Post-checkpoint benchmark validation

Later diagnostic execution-plan and trajectory-handoff work adds a new contract to the existing control plane, but it does not reopen the recursive consumer chain. Replayable benchmark scenarios may validate the observed, not-provided, and forged-authority outcomes for that contract.

This validation remains reporting-only:

  • planned commands are evidence, not executable instructions;
  • trajectory proof command arrays remain empty;
  • benchmark output does not feed current PR decisions or RepoMemory;
  • forged execution authority must fail before trajectory evidence is written.

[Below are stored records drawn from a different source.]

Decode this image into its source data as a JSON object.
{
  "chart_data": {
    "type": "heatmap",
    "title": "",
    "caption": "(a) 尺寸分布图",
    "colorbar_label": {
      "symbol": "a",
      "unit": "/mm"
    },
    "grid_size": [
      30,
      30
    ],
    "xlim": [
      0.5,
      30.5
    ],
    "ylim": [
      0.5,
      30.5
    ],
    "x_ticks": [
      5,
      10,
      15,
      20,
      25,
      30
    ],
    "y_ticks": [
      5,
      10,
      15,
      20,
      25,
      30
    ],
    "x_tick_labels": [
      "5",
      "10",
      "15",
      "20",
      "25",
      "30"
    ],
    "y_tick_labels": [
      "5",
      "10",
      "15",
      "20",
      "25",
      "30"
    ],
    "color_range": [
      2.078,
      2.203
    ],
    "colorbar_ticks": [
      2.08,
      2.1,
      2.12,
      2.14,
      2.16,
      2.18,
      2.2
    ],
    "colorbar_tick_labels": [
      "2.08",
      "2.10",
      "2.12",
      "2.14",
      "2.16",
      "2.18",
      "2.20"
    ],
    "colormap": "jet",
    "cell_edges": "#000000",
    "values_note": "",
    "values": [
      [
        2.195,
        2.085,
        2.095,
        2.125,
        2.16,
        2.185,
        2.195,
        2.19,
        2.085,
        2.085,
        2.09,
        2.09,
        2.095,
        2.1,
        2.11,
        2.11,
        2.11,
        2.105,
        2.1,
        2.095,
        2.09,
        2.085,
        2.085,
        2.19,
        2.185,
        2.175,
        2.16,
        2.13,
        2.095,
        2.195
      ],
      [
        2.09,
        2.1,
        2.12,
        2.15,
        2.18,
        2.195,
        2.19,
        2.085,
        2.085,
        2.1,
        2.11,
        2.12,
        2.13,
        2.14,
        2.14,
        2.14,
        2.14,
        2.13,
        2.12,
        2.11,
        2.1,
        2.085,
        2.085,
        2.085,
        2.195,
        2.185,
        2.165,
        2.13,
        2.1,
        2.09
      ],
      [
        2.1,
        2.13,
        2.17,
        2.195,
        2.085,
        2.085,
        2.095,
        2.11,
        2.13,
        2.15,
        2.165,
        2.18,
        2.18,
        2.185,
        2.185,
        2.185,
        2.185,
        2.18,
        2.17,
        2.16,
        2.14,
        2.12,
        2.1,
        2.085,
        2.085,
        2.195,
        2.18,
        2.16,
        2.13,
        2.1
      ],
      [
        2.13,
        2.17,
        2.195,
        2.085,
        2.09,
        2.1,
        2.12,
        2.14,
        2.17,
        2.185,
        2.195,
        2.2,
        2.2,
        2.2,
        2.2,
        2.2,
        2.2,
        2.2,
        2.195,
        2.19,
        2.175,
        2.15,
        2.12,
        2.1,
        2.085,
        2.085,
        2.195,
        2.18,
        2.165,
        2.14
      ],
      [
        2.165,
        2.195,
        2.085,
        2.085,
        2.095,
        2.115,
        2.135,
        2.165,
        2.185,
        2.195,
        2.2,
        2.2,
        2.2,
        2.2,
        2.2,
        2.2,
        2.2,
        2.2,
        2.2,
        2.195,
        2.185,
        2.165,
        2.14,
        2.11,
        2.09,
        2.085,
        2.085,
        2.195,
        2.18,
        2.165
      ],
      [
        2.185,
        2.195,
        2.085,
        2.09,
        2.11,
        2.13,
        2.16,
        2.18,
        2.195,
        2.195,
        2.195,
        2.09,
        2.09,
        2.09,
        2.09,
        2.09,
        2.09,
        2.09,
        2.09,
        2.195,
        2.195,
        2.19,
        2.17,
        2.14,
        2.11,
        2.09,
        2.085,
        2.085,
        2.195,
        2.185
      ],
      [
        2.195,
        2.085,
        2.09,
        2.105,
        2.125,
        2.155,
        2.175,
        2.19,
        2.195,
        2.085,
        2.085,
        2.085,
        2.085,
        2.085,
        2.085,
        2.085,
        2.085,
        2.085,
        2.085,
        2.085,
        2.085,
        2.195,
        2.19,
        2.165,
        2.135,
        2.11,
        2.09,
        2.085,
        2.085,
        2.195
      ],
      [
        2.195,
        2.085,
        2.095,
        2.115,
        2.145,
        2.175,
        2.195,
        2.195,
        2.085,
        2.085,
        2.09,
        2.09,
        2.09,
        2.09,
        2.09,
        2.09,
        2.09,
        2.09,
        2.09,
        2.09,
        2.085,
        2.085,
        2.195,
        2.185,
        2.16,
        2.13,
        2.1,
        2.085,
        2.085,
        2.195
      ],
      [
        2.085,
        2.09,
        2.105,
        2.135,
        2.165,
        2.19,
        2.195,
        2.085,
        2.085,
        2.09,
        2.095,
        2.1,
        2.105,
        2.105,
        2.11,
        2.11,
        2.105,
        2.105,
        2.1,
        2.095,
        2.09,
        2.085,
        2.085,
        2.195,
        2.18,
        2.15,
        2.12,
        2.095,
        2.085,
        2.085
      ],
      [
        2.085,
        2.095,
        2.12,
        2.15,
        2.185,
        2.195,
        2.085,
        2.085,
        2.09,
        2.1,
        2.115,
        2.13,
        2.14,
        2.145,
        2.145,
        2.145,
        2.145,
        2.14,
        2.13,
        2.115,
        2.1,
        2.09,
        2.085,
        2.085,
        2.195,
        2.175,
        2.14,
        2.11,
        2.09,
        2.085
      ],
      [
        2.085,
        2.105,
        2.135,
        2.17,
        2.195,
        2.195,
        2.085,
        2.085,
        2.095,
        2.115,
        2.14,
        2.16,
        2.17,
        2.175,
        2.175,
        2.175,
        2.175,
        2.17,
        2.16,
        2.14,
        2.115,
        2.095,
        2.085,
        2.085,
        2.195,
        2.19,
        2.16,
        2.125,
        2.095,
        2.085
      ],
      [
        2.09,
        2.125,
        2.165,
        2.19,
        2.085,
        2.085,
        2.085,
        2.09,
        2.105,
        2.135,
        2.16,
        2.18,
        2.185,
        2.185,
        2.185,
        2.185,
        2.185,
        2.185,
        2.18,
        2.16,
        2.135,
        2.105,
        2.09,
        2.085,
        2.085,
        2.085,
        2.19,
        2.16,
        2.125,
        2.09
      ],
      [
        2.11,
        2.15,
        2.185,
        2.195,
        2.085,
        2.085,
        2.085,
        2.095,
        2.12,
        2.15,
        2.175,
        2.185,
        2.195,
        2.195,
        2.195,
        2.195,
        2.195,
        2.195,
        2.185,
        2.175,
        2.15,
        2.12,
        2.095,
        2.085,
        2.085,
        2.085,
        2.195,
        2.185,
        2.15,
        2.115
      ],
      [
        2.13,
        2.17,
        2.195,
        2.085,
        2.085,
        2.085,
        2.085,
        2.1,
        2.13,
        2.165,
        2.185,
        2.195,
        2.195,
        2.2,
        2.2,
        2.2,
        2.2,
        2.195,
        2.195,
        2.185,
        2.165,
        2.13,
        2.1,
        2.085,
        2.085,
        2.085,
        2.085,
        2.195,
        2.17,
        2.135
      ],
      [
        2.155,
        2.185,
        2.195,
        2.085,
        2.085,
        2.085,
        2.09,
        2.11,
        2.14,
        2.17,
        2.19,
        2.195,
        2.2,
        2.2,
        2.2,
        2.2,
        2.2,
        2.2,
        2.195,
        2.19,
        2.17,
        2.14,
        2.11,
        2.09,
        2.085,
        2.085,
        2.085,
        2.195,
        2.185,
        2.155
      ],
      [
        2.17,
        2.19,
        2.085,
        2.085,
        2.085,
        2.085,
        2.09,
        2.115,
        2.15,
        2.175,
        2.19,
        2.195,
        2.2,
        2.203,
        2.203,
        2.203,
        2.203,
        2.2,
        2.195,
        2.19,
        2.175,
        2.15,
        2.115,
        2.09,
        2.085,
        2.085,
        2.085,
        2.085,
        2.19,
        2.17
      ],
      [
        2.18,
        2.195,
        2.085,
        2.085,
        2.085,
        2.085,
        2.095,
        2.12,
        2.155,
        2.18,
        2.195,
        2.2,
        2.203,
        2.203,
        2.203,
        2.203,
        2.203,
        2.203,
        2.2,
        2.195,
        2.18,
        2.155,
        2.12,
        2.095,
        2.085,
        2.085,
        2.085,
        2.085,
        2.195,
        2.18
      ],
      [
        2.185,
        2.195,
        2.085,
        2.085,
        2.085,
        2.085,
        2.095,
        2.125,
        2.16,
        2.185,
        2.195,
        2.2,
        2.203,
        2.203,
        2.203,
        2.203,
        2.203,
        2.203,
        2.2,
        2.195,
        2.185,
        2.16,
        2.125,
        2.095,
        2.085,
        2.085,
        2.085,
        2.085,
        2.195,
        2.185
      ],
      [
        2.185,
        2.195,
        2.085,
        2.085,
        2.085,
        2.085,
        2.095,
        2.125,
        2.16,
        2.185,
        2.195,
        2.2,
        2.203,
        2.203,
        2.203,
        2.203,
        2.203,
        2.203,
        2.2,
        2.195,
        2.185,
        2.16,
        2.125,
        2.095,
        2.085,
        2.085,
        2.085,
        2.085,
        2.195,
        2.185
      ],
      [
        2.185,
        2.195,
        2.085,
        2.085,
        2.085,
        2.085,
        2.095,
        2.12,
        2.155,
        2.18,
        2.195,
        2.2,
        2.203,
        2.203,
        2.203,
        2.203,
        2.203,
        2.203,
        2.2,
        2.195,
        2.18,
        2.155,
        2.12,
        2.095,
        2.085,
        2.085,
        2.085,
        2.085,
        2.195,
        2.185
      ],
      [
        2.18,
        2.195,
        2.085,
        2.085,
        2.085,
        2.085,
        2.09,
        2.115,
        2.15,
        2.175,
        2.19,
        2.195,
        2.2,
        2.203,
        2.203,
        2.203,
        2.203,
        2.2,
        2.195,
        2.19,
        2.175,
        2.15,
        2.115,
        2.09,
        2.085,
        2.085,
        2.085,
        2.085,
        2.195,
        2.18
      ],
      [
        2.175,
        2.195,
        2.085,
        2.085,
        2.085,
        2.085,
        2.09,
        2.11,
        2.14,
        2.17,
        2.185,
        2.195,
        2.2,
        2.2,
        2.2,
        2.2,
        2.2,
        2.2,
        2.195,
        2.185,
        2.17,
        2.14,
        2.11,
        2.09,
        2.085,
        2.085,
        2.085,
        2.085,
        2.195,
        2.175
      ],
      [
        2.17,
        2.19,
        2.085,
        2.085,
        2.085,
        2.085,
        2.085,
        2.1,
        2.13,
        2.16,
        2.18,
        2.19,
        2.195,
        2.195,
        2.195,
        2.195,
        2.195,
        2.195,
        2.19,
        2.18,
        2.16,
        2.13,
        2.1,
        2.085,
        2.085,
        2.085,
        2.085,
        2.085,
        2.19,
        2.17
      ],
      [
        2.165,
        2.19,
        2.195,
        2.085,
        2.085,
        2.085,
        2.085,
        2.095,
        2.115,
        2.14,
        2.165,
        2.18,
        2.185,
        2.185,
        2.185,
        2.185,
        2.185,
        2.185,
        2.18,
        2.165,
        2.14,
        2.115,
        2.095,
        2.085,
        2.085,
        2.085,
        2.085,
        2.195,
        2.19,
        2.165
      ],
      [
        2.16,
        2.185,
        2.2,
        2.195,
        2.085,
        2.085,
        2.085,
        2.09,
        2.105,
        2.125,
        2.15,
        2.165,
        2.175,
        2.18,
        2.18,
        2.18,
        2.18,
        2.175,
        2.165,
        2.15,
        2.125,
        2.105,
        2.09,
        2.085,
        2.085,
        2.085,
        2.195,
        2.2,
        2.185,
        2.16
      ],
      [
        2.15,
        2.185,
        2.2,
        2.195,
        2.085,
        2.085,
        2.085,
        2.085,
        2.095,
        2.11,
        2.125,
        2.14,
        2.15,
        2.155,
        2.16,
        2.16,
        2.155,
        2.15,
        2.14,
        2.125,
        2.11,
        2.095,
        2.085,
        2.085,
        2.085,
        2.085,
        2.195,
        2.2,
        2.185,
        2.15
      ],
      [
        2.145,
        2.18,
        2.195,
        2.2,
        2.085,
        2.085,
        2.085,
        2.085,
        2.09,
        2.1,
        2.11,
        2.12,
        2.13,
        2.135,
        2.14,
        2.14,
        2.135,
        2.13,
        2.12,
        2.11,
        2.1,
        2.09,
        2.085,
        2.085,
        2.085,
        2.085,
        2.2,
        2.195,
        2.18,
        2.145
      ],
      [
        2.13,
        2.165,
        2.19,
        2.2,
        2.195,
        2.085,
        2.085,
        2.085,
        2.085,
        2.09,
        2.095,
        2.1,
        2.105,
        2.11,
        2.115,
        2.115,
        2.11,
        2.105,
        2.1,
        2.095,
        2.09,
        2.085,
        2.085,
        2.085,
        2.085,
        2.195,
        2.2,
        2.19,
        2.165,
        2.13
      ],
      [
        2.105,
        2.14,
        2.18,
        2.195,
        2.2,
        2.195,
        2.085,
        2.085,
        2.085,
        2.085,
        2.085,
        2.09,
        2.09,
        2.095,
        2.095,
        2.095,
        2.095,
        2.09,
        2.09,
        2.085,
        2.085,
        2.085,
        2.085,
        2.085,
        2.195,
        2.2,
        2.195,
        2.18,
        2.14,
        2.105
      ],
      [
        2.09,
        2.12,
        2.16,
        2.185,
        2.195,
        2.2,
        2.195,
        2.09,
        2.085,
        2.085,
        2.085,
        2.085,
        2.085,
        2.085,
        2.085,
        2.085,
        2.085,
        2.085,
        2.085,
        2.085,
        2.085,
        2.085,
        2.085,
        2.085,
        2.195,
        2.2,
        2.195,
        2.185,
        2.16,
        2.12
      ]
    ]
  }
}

Review checklist for future slices

Before adding another evidence consumer, confirm all of the following:

  • The new surface is distinct from the existing circuit.
  • The evidence is not already visible in PR Quality, Runtime Proof, or ProtectedVerifier.
  • The new slice improves operator review, not automation authority.
  • The implementation preserves reporting-only behavior.
  • The proof output still shows no patch application, no security dismissal, no merge authorization, and no semantic-equivalence claim.